2. Belarus tractors of classes 1, 4. Aggregation allowance. According to MTZ them. IN AND. Lenin, Minsk, 1990, 300 p.

3. RU 2420421 C2 IPC B62D 5/06 (2006.01) A method for power steering remote control and a steering system for its implementation. Description of the invention to the patent. 8 sec Published: 06/10/2011 Bull. No. 16.

4. Tractor T-150 (device and operation). Ed. B.P. Kashuby and I.A. Koval. M .: Kolos, 1976, 312 p.

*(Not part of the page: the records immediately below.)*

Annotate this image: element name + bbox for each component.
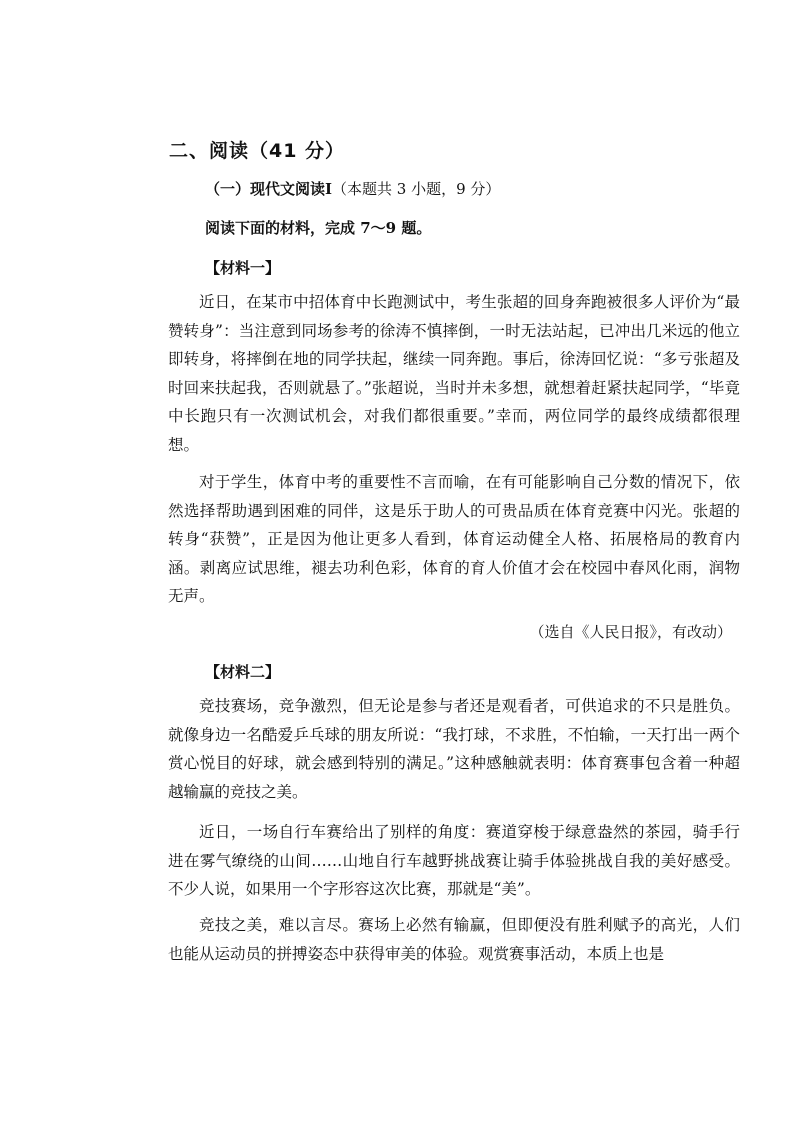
reading-instruction: 阅读下面的材料，完成 7～9 题。 — [205, 219, 432, 237]
material-one-source: （选自《人民日报》，有改动） — [529, 623, 732, 641]
material-two-paragraph-3: 竞技之美，难以言尽。赛场上必然有输赢，但即便没有胜利赋予的高光，人们也能从运动员的拼搏姿态中获得审美的体验。观赏赛事活动，本质上也是 — [168, 916, 740, 963]
material-two-label: 【材料二】 — [205, 663, 281, 681]
subsection-title — [205, 178, 500, 199]
section-title: 二、阅读（41 分） — [169, 140, 346, 162]
subsection-title-main: （一）现代文阅读Ⅰ — [205, 180, 333, 198]
material-one-paragraph-2: 对于学生，体育中考的重要性不言而喻，在有可能影响自己分数的情况下，依然选择帮助遇到困难的同伴，这是乐于助人的可贵品质在体育竞赛中闪光。张超的转身“获赞”，正是因为他让更多人看到，体育运动健全人格、拓展格局的教育内涵。剥离应试思维，褪去功利色彩，体育的育人价值才会在校园中春风化雨，润物无声。 — [168, 473, 740, 606]
subsection-title-note: （本题共 3 小题，9 分） — [332, 180, 501, 198]
material-one-paragraph-1: 近日，在某市中招体育中长跑测试中，考生张超的回身奔跑被很多人评价为“最赞转身”：当注意到同场参考的徐涛不慎摔倒，一时无法站起，已冲出几米远的他立即转身，将摔倒在地的同学扶起，继续一同奔跑。事后，徐涛回忆说：“多亏张超及时回来扶起我，否则就悬了。”张超说，当时并未多想，就想着赶紧扶起同学，“毕竟中长跑只有一次测试机会，对我们都很重要。”幸而，两位同学的最终成绩都很理想。 — [168, 293, 740, 454]
material-one-label: 【材料一】 — [205, 259, 281, 277]
material-two-paragraph-1: 竞技赛场，竞争激烈，但无论是参与者还是观看者，可供追求的不只是胜负。就像身边一名酷爱乒乓球的朋友所说：“我打球，不求胜，不怕输，一天打出一两个赏心悦目的好球，就会感到特别的满足。”这种感触就表明：体育赛事包含着一种超越输赢的竞技之美。 — [168, 697, 740, 801]
material-two-paragraph-2: 近日，一场自行车赛给出了别样的角度：赛道穿梭于绿意盎然的茶园，骑手行进在雾气缭绕的山间……山地自行车越野挑战赛让骑手体验挑战自我的美好感受。不少人说，如果用一个字形容这次比赛，那就是“美”。 — [168, 823, 740, 899]
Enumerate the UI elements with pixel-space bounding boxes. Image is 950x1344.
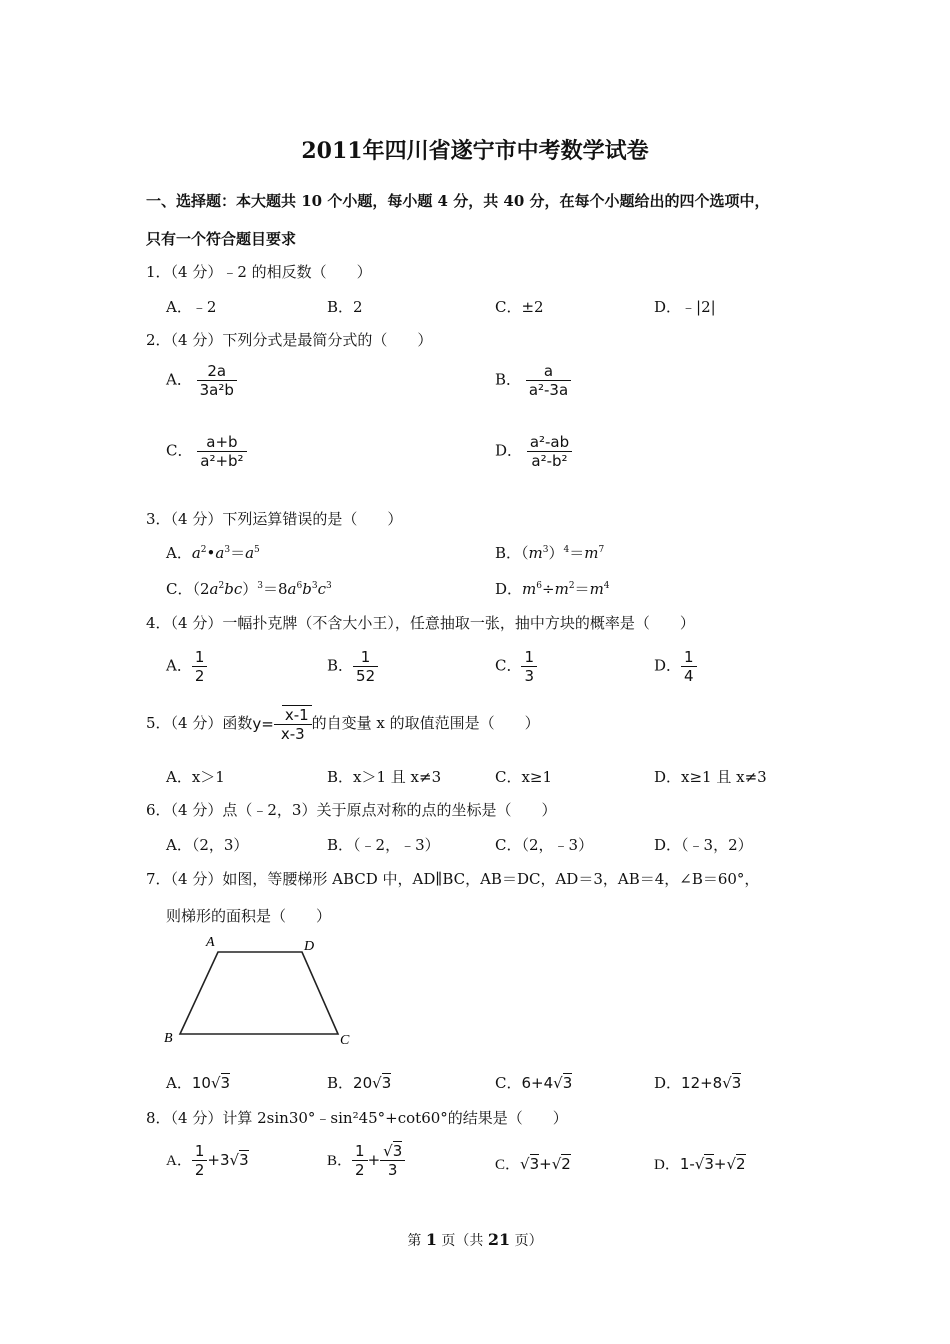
q8-option-c: C．√3+√2 (495, 1155, 571, 1173)
q4-b-num: 1 (360, 648, 371, 666)
q5-option-d: D．x≥1 且 x≠3 (654, 768, 767, 786)
q8-option-b: B． $\frac{1}{2}$ + $\frac{√3}{3}$ (327, 1142, 405, 1179)
q7-option-b: B．20√3 (327, 1074, 392, 1092)
q4-option-a (166, 648, 207, 685)
q5-option-c: C．x≥1 (495, 768, 553, 786)
q6-option-b: B．（﹣2，﹣3） (327, 836, 440, 854)
vertex-label-c: C (340, 1033, 350, 1048)
q2-b-fraction (526, 362, 571, 399)
q5-stem-pre: 5．（4 分）函数 (146, 714, 253, 732)
footer-post: 页） (510, 1233, 543, 1249)
page-footer (0, 1230, 950, 1250)
q5-option-a: A．x＞1 (166, 768, 225, 786)
footer-pre: 第 (407, 1233, 426, 1249)
q2-d-fraction (527, 433, 572, 470)
q2-b-den: a²-3a (528, 381, 569, 399)
q4-d-num: 1 (684, 648, 694, 666)
q8-option-a: A． $\frac{1}{2}$ +3√3 (166, 1142, 249, 1179)
q4-c-den: 3 (524, 667, 535, 685)
q2-a-fraction (197, 362, 237, 399)
q3-option-a: A．$a^2•a^3=a^5$ (166, 544, 260, 562)
q2-option-b (495, 362, 571, 399)
q7-b-label: B． (327, 1074, 354, 1092)
q5-option-b: B．x＞1 且 x≠3 (327, 768, 442, 786)
q5-stem-post: 的自变量 x 的取值范围是（ ） (311, 714, 540, 732)
q4-a-num: 1 (194, 648, 205, 666)
vertex-label-a: A (206, 935, 215, 950)
q2-d-label: D． (495, 441, 523, 460)
q2-option-d (495, 433, 572, 470)
q5-fn-num: x-1 (282, 705, 312, 724)
q3-d-label: D． (495, 580, 523, 598)
q8-b-label: B． (327, 1153, 353, 1169)
q2-c-num: a+b (206, 433, 238, 451)
q4-a-fraction (192, 648, 208, 685)
q2-a-label: A． (166, 370, 192, 389)
q1-option-c: C．±2 (495, 298, 544, 316)
q8-option-d: D．1-√3+√2 (654, 1155, 746, 1173)
page-title: 2011年四川省遂宁市中考数学试卷 (301, 138, 649, 164)
q3-b-label: B． (495, 544, 522, 562)
q7-stem-line1: 7．（4 分）如图，等腰梯形 ABCD 中，AD∥BC，AB＝DC，AD＝3，AB＝4，∠B＝60°， (146, 870, 760, 888)
q7-c-label: C． (495, 1074, 522, 1092)
q2-c-label: C． (166, 441, 193, 460)
section-heading-line1: 一、选择题：本大题共 10 个小题，每小题 4 分，共 40 分，在每个小题给出的四个选项中， (146, 192, 770, 210)
q4-d-label: D． (654, 656, 682, 675)
q7-option-a: A．10√3 (166, 1074, 231, 1092)
q5-function-fraction (274, 705, 312, 743)
q3-c-label: C． (166, 580, 193, 598)
q4-c-label: C． (495, 656, 522, 675)
q8-d-label: D． (654, 1157, 680, 1173)
q5-stem: 5．（4 分）函数y= $\frac{x-1}{x-3}$ 的自变量 x 的取值范围是（ ） (146, 706, 540, 743)
q2-option-c (166, 433, 247, 470)
q4-c-fraction (521, 648, 537, 685)
q2-b-label: B． (495, 370, 522, 389)
q7-d-value: 12+8 (681, 1074, 723, 1092)
q1-option-a: A．﹣2 (166, 298, 217, 316)
q3-option-b: B．$(m^3)^4=m^7$ (495, 544, 605, 562)
q1-option-d: D．﹣|2| (654, 298, 716, 316)
q8-c-label: C． (495, 1157, 521, 1173)
q6-stem: 6．（4 分）点（﹣2，3）关于原点对称的点的坐标是（ ） (146, 801, 557, 819)
q4-option-b (327, 648, 378, 685)
q4-stem: 4．（4 分）一幅扑克牌（不含大小王），任意抽取一张，抽中方块的概率是（ ） (146, 614, 695, 632)
q2-c-fraction (197, 433, 246, 470)
q4-b-den: 52 (356, 667, 376, 685)
q4-a-den: 2 (194, 667, 205, 685)
q1-stem: 1．（4 分）﹣2 的相反数（ ） (146, 263, 372, 281)
q3-option-c: C．$(2a^2bc)^3=8a^6b^3c^3$ (166, 580, 332, 598)
q8-stem: 8．（4 分）计算 2sin30°﹣sin²45°+cot60°的结果是（ ） (146, 1109, 568, 1127)
q2-d-den: a²-b² (531, 452, 568, 470)
q7-option-d: D．12+8√3 (654, 1074, 742, 1092)
q8-a-label: A． (166, 1153, 192, 1169)
section-heading-line2: 只有一个符合题目要求 (146, 230, 297, 248)
q2-a-num: 2a (207, 362, 227, 380)
q2-stem: 2．（4 分）下列分式是最简分式的（ ） (146, 331, 433, 349)
q7-stem-line2: 则梯形的面积是（ ） (166, 907, 332, 925)
q2-b-num: a (543, 362, 554, 380)
vertex-label-d: D (304, 939, 315, 954)
q7-b-value: 20 (353, 1074, 373, 1092)
q4-b-fraction (353, 648, 378, 685)
q6-option-c: C．（2，﹣3） (495, 836, 594, 854)
q4-a-label: A． (166, 656, 192, 675)
q2-c-den: a²+b² (200, 452, 244, 470)
q6-option-d: D．（﹣3，2） (654, 836, 753, 854)
q2-d-num: a²-ab (529, 433, 570, 451)
q4-b-label: B． (327, 656, 354, 675)
q4-option-c (495, 648, 537, 685)
q5-fn-den: x-3 (280, 725, 305, 743)
q6-option-a: A．（2，3） (166, 836, 249, 854)
trapezoid-shape (180, 952, 338, 1034)
q7-a-label: A． (166, 1074, 192, 1092)
q7-c-value: 6+4 (521, 1074, 554, 1092)
q3-stem: 3．（4 分）下列运算错误的是（ ） (146, 510, 403, 528)
q7-d-label: D． (654, 1074, 682, 1092)
q2-option-a (166, 362, 237, 399)
page-total: 21 (487, 1230, 511, 1249)
vertex-label-b: B (164, 1031, 173, 1046)
q4-option-d (654, 648, 697, 685)
trapezoid-figure (160, 930, 360, 1050)
q2-a-den: 3a²b (199, 381, 234, 399)
q4-c-num: 1 (524, 648, 535, 666)
q4-d-den: 4 (684, 667, 694, 685)
q7-a-value: 10 (191, 1074, 211, 1092)
q3-option-d: D．$m^6\div m^2=m^4$ (495, 580, 610, 598)
page-number: 1 (425, 1230, 437, 1249)
q7-option-c: C．6+4√3 (495, 1074, 573, 1092)
q4-d-fraction (681, 648, 697, 685)
q3-a-label: A． (166, 544, 192, 562)
q1-option-b: B．2 (327, 298, 363, 316)
footer-mid: 页（共 (436, 1233, 488, 1249)
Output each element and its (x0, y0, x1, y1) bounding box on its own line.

5. Hydraulic equipment for tractors, agricultural and road-building machines. Tractor export. Vneshtorgizdat. Ed. No. 334136.

Claims (2)

1. The method of remote hydraulic control of the rotation of the vehicle, which creates a signal of rotation of the vehicle by rotation of the steering wheel, converts this signal into the oil flow from the pump corresponding to the angle of rotation of the steering wheel, and directs the oil flow through the control oil pipelines to the hydraulic cylinder, which rotates the actuator for turning the transport means corresponding to the rotation of the steering wheel, characterized in that the turning signal generated by the rotation of the steering wheel is converted to the oil flow pressure at a distance control oil pipelines, which corresponds unambiguously to the angle of rotation of the steering wheel from the position corresponding to the rectilinear movement of the vehicle, and with this pressure, after reaching the calculated value, the threshold spring is compressed at the end of the free wheel movement and, accordingly, the compression value of the threshold spring moves the spool valve hydraulically connected to the actuator hydraulic cylinder turning a vehicle that is mechanically coupled with negative feedback from a hydro dispenser. 2. Remote steering of a self-propelled machine, comprising a steering wheel and a steering wheel angle converter into a corresponding oil flow to the steering wheel hydraulic cylinder, characterized in that it contains a steering wheel angle to oil pressure converter that uniquely corresponds to each steering angle from a straight line position the movement of the self-propelled machine, and the Converter includes adjustable hydraulic steering through a mechanical reduction gear oil pressure valves in remote branching oil pipelines connecting the pump to the hydraulic cylinder capable of converting the oil pressure into correspondingly unambiguous rod movements connected kinematically with a centering threshold spring installed between the fixed stops and kinematically connected with the hydraulic distributor of the steering wheel steering, the control channels of the hydraulic distributor are in communication with the steering cylinder mechanically coupled to the negative feedback valve th.